Make-up tests will be given only for documented emergencies, and then only at the instructor's discretion and convenience. However, if you have a good reason, please do ask for consideration.

Extra Help

  • Don't hesitate to ask a question right away — this class will encourage and facilitate immediate feedback.
  • Come to the instructor's office hours.
  • Use free tutoring and supplementary materials available at the Centers for Academic Excellence. (You must sign in with your student ID each time you use the Centers.) The Grant Campus Center is located in LRC, Room 149.
  • Get counseling and advising at the Counseling Centers.

Disruptions

Disruptive behaviors, as defined by the Student Handbook, will not be tolerated. In case of violations, the College policy allows the instructor "to remove a student from a class for one class meeting, and, in those cases where the continued presence of the student poses a substantial threat or would be disruptive to the class, request that the Associate Dean of Student Services impose an interim suspension pending a disciplinary hearing."

Academic Integrity

The College's Student Code of Conduct expressly prohibits engaging in any form of academic dishonesty. In case of violations, the College policy allows the instructor "to initiate student conduct action through the Campus Associate Dean of Student Services. The faculty member may impose any of the following penalties: require that the student repeat the assignment or the exam; give the student a failing grade for the assignment or exam; or give the student a failing grade for the course. Should the student believe that s/he has been wrongly or unfairly accused of academic dishonesty, the student shall have the right to pursue the matter though the Grade Grievance Process."

Use of Technology

Non-Graphing Calculator
as a standalone device (not an app on a phone, tablet or a computer)
Calculator
as an app on a phone, tablet or a computer
Phone, Tablet, Computer, ...
used as a distraction (making or receiving calls, answering SMS, browsing Internet, ...)
Phone, Tablet, Computer, ...
used for class activities (taking notes, looking up information related to class, using computer modeling, ...)
Regular Class
Permitted
but not recommended
Permitted
but not recommended
Prohibited
Repeated use is a sufficient reason for your removal from the class for the remainder of the class session.
If someone needs to contact you urgently when you are in class, you should discreetly leave the room before answering. Keep your phone on vibrate or turn it off when in class.
Test
(i.e. a quiz or final exam)
Strictly prohibited, even if not used
Having such devices in the open when taking a test is a sufficient reason for an immediate failing grade for that test.
If you use computers for taking notes, please make arrangements for an alternative way to access those notes during a test, if you need them.

Disability Services

Suffolk County Community College provides reasonable accommodations to registered students with disabilities who have self-identified and been approved by the Office of Disability Services. Once approved for reasonable accommodations, such students will be provided with a laminated letter, describing the specific accommodations. Students must present this laminated letter to each of their professors before accommodations can be provided.

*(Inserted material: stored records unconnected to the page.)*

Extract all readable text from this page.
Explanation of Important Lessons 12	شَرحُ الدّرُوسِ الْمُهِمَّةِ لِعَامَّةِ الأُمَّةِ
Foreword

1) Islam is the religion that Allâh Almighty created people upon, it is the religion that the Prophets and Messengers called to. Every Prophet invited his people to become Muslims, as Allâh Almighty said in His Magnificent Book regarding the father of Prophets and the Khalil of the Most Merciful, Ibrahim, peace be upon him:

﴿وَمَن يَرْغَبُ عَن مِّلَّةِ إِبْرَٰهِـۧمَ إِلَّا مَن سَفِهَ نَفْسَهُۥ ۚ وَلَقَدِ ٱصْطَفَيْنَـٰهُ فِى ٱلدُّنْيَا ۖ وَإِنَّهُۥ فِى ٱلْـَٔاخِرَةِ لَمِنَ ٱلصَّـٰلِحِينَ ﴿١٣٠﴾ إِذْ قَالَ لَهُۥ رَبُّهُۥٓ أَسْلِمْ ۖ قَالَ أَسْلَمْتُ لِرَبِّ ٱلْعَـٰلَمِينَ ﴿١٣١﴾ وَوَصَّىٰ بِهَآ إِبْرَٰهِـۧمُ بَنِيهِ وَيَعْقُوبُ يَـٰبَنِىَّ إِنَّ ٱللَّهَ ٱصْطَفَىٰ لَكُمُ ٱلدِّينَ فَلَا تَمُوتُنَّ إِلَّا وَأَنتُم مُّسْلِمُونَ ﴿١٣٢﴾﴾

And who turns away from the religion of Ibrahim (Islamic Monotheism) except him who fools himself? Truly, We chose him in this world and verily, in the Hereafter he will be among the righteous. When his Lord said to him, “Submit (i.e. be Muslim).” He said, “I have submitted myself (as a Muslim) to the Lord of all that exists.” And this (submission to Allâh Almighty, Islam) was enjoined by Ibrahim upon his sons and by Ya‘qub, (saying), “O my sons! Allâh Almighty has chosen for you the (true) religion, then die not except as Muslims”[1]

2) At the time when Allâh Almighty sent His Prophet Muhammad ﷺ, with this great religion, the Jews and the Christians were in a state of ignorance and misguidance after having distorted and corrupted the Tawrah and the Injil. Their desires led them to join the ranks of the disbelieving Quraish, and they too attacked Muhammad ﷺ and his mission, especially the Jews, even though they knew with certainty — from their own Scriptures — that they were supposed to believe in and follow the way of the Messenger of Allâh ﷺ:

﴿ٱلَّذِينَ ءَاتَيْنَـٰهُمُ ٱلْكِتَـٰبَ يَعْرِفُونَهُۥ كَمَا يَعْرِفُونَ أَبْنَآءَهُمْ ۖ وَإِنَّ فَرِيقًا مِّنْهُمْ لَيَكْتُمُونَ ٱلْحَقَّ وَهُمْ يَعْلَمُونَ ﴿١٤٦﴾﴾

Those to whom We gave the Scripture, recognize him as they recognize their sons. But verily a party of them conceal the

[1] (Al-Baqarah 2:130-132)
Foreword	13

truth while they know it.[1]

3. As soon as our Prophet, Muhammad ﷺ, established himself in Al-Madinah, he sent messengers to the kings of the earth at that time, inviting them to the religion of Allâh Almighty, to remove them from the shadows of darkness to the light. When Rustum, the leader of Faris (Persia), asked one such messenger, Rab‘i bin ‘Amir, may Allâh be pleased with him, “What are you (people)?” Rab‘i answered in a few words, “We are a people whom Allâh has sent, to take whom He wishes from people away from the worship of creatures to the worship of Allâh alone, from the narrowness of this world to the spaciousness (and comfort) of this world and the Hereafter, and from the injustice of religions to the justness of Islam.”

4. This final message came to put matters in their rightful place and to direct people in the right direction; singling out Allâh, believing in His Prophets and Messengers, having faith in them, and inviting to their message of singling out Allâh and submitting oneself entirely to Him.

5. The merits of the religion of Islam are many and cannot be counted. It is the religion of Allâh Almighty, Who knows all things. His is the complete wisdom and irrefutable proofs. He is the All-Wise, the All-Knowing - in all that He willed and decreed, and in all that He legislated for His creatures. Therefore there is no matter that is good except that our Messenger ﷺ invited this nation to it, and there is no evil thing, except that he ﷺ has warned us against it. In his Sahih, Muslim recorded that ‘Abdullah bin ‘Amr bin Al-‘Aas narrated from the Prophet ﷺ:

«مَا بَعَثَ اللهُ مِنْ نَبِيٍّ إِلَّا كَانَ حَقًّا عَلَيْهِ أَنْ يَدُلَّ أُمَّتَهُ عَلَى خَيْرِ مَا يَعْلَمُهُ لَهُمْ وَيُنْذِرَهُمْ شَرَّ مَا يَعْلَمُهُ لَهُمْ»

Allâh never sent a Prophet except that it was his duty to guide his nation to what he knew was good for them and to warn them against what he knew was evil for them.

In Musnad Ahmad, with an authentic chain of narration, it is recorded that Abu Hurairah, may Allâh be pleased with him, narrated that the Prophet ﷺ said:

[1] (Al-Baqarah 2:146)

Students who have, or think they may have, a disability are invited to contact Disability Services for a confidential consultation. Call the Disability Services Office at (631) 851-6355, email the office at disabilityserv-west@sunysuffolk.edu or stop by to make an appointment in Caumsett Hall, Lower Level, Room 20.

Religious Observance

As provided for in New York State Education Law §224-a, student absences from class necessitated by religious observance will be deemed an excused absence, with no academic consequences. Students must notify their professor in advance of their religious observance, via their College email accounts or otherwise in writing, of their intention to be absent from a particular class due to a religious observance; notification should occur at least one week prior to the religious observance. Observing students shall be granted reasonable arrangements and/or be permitted a reasonable amount of time to make up missed quizzes, tests, assignments, and activities covered in their absence. Please refer to the Religious Observance Policy for additional information.